Conclu en juillet 2015 par les Européens, les États-Unis, la Russie et la Chine, l’accord est destiné à garantir le caractère strictement pacifique du programme nucléaire iranien en échange d’une levée des sanctions frappant ce pays.

Le président Donald Trump a toutefois annoncé le retrait américain du texte en mai 2018 et le rétablissement de sanctions affectant notamment la vente de pétrole iranien. L’Iran a en réponse dépassé ce mois-ci le plafond autorisé de ses stocks d’uranium faiblement enrichi et celui de son degré d’enrichissement.

«Il est tristement ironique que cette réunion ait été organisée à la demande des États-Unis, le régime à l’origine de la situation actuelle», a jugé mercredi l’ambassadeur d’Iran auprès de l’AIEA, Kazem Gharib Abadi.
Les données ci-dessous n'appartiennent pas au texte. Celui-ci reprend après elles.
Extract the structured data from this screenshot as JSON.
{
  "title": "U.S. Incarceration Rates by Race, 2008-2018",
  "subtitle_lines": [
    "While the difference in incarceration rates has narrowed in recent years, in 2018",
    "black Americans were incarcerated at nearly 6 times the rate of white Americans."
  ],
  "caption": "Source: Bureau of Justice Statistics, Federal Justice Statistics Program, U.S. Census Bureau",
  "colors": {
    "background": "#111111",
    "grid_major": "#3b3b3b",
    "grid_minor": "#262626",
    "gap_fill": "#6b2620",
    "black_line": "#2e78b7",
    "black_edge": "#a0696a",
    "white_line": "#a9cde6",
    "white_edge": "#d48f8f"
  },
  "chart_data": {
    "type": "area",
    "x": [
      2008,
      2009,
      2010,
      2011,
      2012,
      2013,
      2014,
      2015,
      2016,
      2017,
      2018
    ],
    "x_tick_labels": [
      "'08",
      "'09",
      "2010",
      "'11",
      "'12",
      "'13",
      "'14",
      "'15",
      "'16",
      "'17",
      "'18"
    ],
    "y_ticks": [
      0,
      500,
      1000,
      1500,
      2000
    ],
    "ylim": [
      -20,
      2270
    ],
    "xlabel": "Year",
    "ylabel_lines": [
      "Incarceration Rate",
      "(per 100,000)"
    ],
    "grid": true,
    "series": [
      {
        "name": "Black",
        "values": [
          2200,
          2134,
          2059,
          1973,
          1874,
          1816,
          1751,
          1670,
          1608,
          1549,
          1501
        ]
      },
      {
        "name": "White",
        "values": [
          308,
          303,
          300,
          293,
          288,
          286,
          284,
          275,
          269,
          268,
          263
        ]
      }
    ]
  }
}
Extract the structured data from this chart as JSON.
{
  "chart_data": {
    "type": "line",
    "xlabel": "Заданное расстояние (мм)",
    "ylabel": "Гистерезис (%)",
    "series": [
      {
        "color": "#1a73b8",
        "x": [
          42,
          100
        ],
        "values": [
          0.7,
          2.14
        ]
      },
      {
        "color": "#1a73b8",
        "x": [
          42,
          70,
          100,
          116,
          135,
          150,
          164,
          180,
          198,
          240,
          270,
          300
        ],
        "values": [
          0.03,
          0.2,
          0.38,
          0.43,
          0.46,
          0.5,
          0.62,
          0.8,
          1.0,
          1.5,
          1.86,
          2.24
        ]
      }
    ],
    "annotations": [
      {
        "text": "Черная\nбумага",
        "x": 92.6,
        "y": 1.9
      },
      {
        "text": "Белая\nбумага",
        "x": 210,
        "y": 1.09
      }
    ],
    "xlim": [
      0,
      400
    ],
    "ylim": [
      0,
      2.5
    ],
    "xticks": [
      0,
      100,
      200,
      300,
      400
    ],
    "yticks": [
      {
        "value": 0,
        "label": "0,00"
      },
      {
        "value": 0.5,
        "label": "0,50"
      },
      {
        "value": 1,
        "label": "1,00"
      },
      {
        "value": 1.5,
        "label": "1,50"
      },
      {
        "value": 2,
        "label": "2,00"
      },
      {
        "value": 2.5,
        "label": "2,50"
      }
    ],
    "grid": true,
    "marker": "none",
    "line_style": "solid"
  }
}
Une «bizarrerie» également relevée par le représentant russe, Mikhaïl Oulianov, selon qui, après l’avoir jugé «horrible», Washington démontre aujourd’hui qu’il est «conscient de l’importance» de l’accord.

«Nous appelons tous les membres du conseil (des gouverneurs) à condamner fermement cette politique américaine destructive», a-t-il ajouté, estimant qu’«en premier lieu, les États-Unis doivent abandonner leurs tentatives d’imposer un embargo pétrolier à Téhéran».

La réunion s’est achevée sans dépôt de motion ni déclaration finale, selon des diplomates.

L’AIEA avait attesté le 1er juillet que l’Iran avait dépassé le plafond autorisé de 300 kg d’uranium faiblement enrichi, et le 8 juillet qu’il avait enrichi au-delà du maximum autorisé de 3,67%.

Selon une source diplomatique à Vienne mercredi, l’AIEA a indiqué à ses pays membres avoir constaté un niveau d’enrichissement de «4,53%», conforme aux affirmations de Téhéran. Ce niveau reste éloigné des 90% nécessaires à un usage militaire, selon les experts.